Despite taking in an estimated 1.3 million Venezuelans, neighboring Colombia has received just 2,729 asylum claims, according to U.N. data. Many migrants are discouraged from applying because the process can take as long as two or three years. Others have been told only strict cases of political persecution or desertion will be acknowledged.
Gabriel Valles is one of those hoping his seemingly shoo-in case in Venezuela’s neighboring country will be accepted.
The 32-year-old systems engineer and opposition activist spent more than two years in a Venezuelan high-security detention center run by the government’s feared intelligence agency that is located five levels underground and known as “The Tomb.”
There were no windows and the lights were almost always kept on, he recalled.
The only way he could tell if it might be day or night was by the hum of a metro line that ran nearby. If trains were passing by more frequently, he reasoned, it must be daytime.
“I always asked myself if the people who took the Caracas metro had any idea that below them exists a place where people are jailed,” he said.
He was transferred to another jail before being released after nearly four years behind bars, and he later applied for asylum in Colombia.
Valles currently has permission to work and live in the country for 90 days. Even though it can be repeatedly renewed, he said companies have been reluctant to hire him, not having any guarantee that he will have legal status for more than three months.
Many of his compatriots are in even more dire straits: Over a third of Venezuelans in Colombia have no legal status, which often forces them to take low-paying and even abusive jobs on the black market.
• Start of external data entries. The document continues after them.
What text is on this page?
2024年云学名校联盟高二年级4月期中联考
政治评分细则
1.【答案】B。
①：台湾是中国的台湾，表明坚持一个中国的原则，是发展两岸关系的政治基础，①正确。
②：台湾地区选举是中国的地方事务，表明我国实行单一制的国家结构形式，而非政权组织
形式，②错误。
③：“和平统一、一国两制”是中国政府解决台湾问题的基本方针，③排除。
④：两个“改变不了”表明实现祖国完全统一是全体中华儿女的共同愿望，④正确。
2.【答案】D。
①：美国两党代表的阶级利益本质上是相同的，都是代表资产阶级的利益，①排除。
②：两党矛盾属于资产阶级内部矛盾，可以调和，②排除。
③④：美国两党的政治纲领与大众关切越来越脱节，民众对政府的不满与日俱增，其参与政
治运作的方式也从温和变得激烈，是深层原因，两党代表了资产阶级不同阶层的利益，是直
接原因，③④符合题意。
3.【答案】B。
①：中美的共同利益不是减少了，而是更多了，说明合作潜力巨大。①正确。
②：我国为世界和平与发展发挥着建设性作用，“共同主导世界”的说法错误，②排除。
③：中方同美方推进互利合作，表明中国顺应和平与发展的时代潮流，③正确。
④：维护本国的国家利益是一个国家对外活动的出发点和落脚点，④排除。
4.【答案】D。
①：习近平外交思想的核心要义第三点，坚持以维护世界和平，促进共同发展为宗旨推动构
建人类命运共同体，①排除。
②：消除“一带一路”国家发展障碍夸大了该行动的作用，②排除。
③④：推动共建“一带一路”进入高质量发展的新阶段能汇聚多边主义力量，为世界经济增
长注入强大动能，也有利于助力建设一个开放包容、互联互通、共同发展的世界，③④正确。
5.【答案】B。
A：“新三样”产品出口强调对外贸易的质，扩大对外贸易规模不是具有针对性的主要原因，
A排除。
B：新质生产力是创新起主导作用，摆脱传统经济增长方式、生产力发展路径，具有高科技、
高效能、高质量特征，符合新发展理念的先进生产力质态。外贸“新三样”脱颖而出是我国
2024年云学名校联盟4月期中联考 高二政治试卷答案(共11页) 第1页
“Venezuelans in Colombia should be treated as refugees,” he said. “For many reasons other than whether or not there is an armed conflict.”
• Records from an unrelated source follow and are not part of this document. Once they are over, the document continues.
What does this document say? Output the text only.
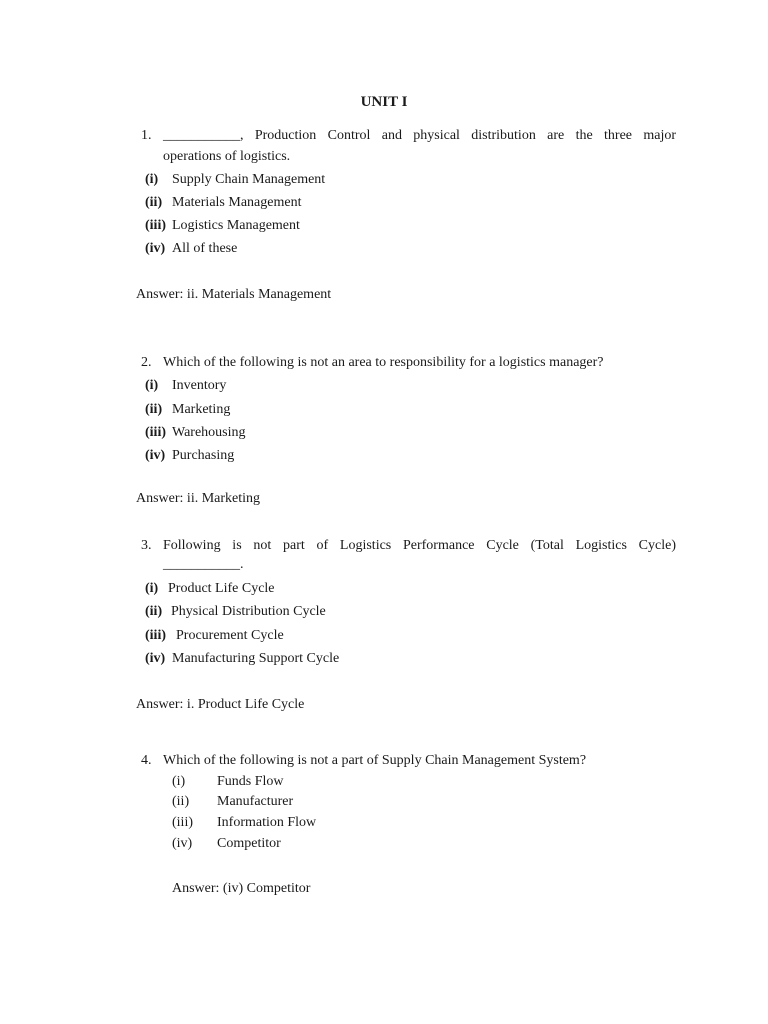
UNIT I
1. ___________, Production Control and physical distribution are the three major
operations of logistics.
(i) Supply Chain Management
(ii) Materials Management
(iii) Logistics Management
(iv) All of these
Answer: ii. Materials Management
2. Which of the following is not an area to responsibility for a logistics manager?
(i) Inventory
(ii) Marketing
(iii) Warehousing
(iv) Purchasing
Answer: ii. Marketing
3. Following is not part of Logistics Performance Cycle (Total Logistics Cycle)
___________.
(i) Product Life Cycle
(ii) Physical Distribution Cycle
(iii) Procurement Cycle
(iv) Manufacturing Support Cycle
Answer: i. Product Life Cycle
4. Which of the following is not a part of Supply Chain Management System?
(i) Funds Flow
(ii) Manufacturer
(iii) Information Flow
(iv) Competitor
Answer: (iv) Competitor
Several nations, including Colombia, continue to forcibly remove migrants despite the dangers they might face back home, while other countries are confronting a myriad of additional issues.
The United States has received some 81,800 asylum requests from Venezuelans and President Donald Trump recently said his administration is considering granting legal temporary protective status to thousands of Venezuelans who have fled.
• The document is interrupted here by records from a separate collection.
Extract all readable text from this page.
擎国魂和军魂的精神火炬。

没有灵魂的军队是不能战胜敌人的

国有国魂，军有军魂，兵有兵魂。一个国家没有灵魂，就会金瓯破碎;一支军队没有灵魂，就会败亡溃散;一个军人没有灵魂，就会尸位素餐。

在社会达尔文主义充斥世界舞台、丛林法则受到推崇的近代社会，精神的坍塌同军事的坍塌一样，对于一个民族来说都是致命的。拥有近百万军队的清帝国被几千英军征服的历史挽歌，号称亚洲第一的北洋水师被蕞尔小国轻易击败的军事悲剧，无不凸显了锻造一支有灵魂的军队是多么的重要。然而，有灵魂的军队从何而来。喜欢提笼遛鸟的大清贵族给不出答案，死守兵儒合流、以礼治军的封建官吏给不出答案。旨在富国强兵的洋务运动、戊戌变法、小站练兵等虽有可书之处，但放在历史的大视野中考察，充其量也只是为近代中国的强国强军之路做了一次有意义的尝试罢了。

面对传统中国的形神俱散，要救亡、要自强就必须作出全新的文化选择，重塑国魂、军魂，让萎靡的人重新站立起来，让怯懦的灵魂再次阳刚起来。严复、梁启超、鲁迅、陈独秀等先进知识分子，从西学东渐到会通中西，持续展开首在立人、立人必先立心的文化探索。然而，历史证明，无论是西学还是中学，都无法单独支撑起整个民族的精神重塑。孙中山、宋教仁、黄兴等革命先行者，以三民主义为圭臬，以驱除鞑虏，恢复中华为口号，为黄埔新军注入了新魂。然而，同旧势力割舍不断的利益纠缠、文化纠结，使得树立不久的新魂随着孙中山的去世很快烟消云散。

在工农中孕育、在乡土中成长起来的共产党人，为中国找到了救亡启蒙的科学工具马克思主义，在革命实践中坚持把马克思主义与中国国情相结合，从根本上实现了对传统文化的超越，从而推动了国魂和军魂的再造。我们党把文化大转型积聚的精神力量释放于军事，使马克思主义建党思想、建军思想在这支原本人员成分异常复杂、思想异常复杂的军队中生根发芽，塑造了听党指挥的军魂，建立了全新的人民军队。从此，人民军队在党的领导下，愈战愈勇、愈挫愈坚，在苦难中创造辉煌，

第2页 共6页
But Niels Frenzen, a law professor and director of the University of South California’s immigration clinic, said the TPS push faces an uphill battle because of the political conundrum it creates for Trump and his tough-on-immigration stance.
“You have these opposing political desires, at least in the current U.S. government,” he said.
In Peru, the number of asylum applications is soaring partly because it has become easier to make requests. At the border, Venezuelans can submit their documents for refugee status, which is one of the only ways they can enter after the implementation of new requirements that made it impossible to cross without a passport.
For Álvarez, applying for such status was his best option.
He said his wages working at a liquor store in Venezuela only provided his family with enough money to eat once a day in the afternoon. When his newborn son became anemic and malnourished, they decided to flee.
“I felt like my stomach was consuming itself,” he said.
A relative living abroad sent him $450 for the lengthy journey to Lima, where he now works at a candle factory. Though he earns just $329 a month, he said his family eats three times a day.
Returning to Venezuela, he said, would be the equivalent of returning to a nation at war.
“The war is with those who sell food, with the hospitals, with the government,” he said. “I want refugee status because I’m looking for a future for my son.”